Sadly not everyone warmed to McNamara’s work to reduce community tensions. McNamara's very last act as an MP was to denounce Michael Howard, then Conservative leader, and the attacks he made on Gypsies and Travellers in the run up to the 2005 general election. Howard claimed Gypsies and Travellers were breaking the rules and taking advantage of the human rights act, and promised greater enforcement but had nothing to say about more sites. Many interpreted these actions by Howard, probably crafted by Howard’s electoral strategist Lynton Crosby, as surfing the resentment stoked by the Sun newspaper’s infamous ‘Stamp on the Camps' articles. McNamara stated in protest at Howard’s actions:
"There is, I feel, a whiff of persecution about the way the Roma (Gypsies and Travellers) have been treated throughout Europe. They are easily discernible, they are an easy target to attack, to blame all sorts of difficulties on - to appeal to people's basest motives and I really do feel there is the whiff of the gas chambers about this."

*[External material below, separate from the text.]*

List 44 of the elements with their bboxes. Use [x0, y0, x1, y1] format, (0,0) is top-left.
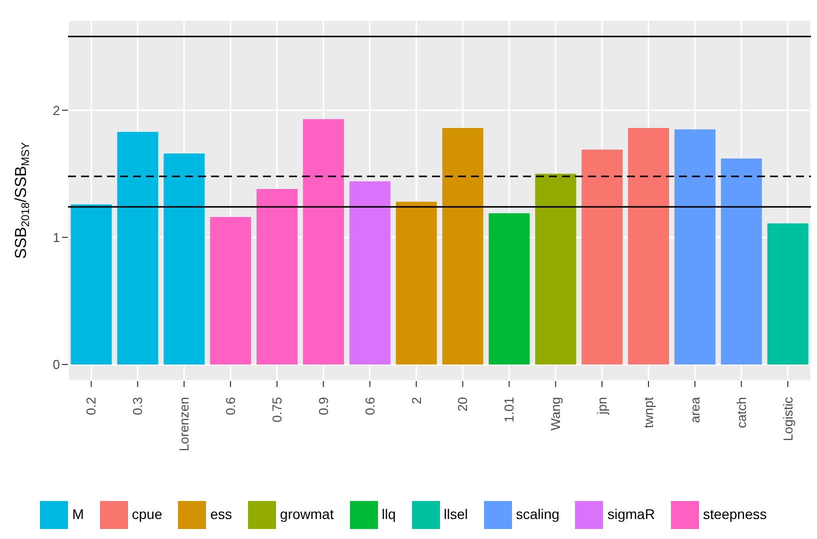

McNamara’s remarks prompted the Daily Mail to jump to Howard’s defence and stiffly rebuke McNamara, comments which appeared on the Mail’s front page no less and which appeared on his very last day as an MP before his retirement. McNamara felt this was not a bad way to end his political career as an MP defending a community he was deeply concerned for. He will be greatly missed by his friends and family including Gypsy, Roma and Traveller communities.
By Andrew Ryder
Andrew Ryder is a researcher and former policy worker for the Gypsy and Traveller Law Reform Coalition (2002 – 2006).